The purpose of this article is not to alarm but to give alternatives to using rinse aid. The FDA tests household chemicals and food-related products and these test show rinse aid is safe to use.
All manufacturers of dishwashers claim that for proper drying rinse aid must be used. A rinse aid’s only purpose is to aid in drying and reducing water-spots. It does this by changing the surface tension of water.
When a drop of water is put on a smooth surface it beads up. Surface tension is what holds that bead and it’s the natural state of water. Just a drop of rinse aid changes the surface tension of a lot of water and makes it flow off objects easier.
Rinse aid is dispensed in the dishwasher’s rinse cycle and coats the inside of your glass. When a glass from a dishwasher that uses rinse aid is filled with water, bubbles rise to the top and fall back down. Those bubbles aren’t caused by detergent but by rinse aid.
Our bodies are made of 60 to 75% water. In my opinion, it’s not a good idea for us and especially children to drink anything that changes the surface tension of water.
If you’re not satisfied with how your dishwasher dries without using rinse aid you can pop the door ajar (1″) up to 30 minutes after the “dry” cycle.
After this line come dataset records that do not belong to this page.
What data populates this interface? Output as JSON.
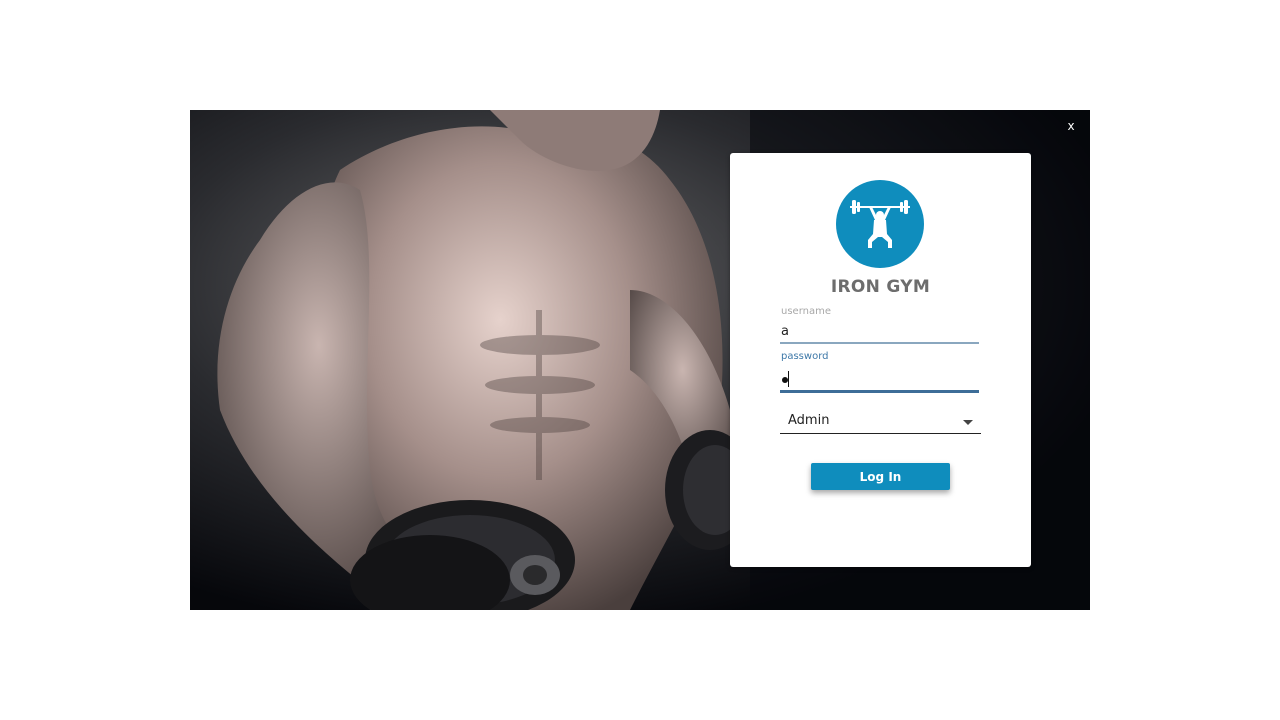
{
  "window": {
    "close_label": "x"
  },
  "login": {
    "logo_icon": "weightlifter-icon",
    "brand": "IRON GYM",
    "username_label": "username",
    "username_value": "a",
    "password_label": "password",
    "role_value": "Admin",
    "login_label": "Log In"
  },
  "colors": {
    "accent": "#0f8dbd",
    "label_active": "#3d78a8",
    "brand_text": "#6d6d6d"
  }
}
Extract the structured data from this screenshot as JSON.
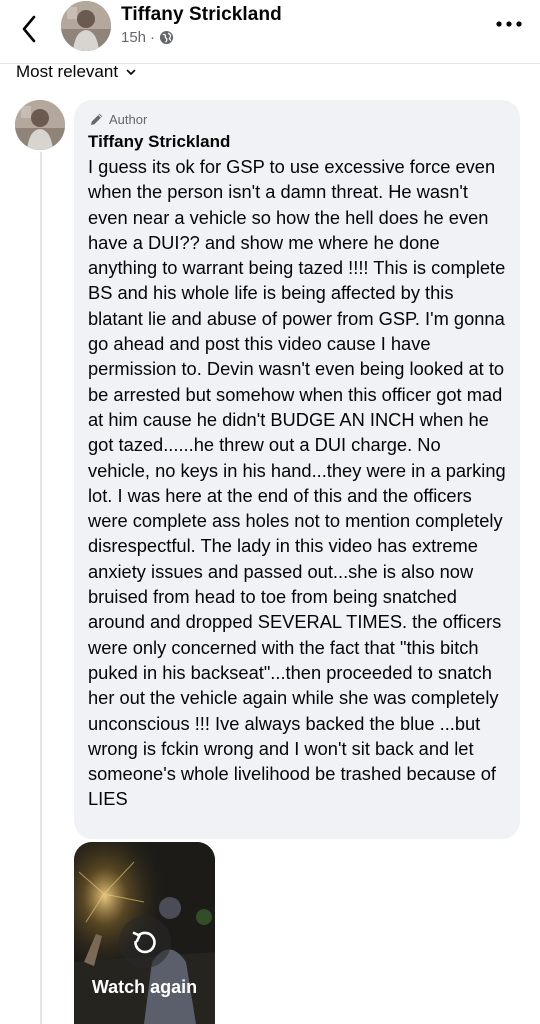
{
  "header": {
    "name": "Tiffany Strickland",
    "time": "15h",
    "separator": "·",
    "privacy_icon": "globe-icon",
    "back_icon": "chevron-left-icon",
    "more_icon": "more-horizontal-icon"
  },
  "sort": {
    "label": "Most relevant",
    "icon": "chevron-down-icon"
  },
  "comment": {
    "badge": "Author",
    "badge_icon": "pencil-icon",
    "author": "Tiffany Strickland",
    "text": "I guess its ok for GSP to use excessive force even when the person isn't a damn threat. He wasn't even near a vehicle so how the hell does he even have a DUI?? and show me where he done anything to warrant being tazed !!!! This is complete BS and his whole life is being affected by this blatant lie and abuse of power from GSP. I'm gonna go ahead and post this video cause I have permission to. Devin wasn't even being looked at to be arrested but somehow when this officer got mad at him cause he didn't BUDGE AN INCH when he got tazed......he threw out a DUI charge. No vehicle, no keys in his hand...they were in a parking lot. I was here at the end of this and the officers were complete ass holes not to mention completely disrespectful. The lady in this video has extreme anxiety issues and passed out...she is also now bruised from head to toe from being snatched around and dropped SEVERAL TIMES. the officers were only concerned with the fact that \"this bitch puked in his backseat\"...then proceeded to snatch her out the vehicle again while she was completely unconscious !!! Ive always backed the blue ...but wrong is fckin wrong and I won't sit back and let someone's whole livelihood be trashed because of LIES"
  },
  "video": {
    "label": "Watch again",
    "icon": "replay-icon"
  },
  "colors": {
    "bubble_bg": "#f0f2f5",
    "secondary_text": "#65676b",
    "divider": "#e4e6eb"
  }
}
This is called “flash” drying and provides venting for moist air to escape from the tub. Do not leave the door open all the way as that is an accident waiting to happen. Also, wood or laminate countertops should have tin tape, poly or varnish applied along the bottom of the countertop just above the dishwasher so moisture doesn’t absorb into the bottom to swell it. Even if not “flash drying”, this should be done in units venting directly under the countertop .
A few more waterspots may be noticed if no rinse aid is used but one must weigh the practicality of ingesting a chemical against having spotless dishes.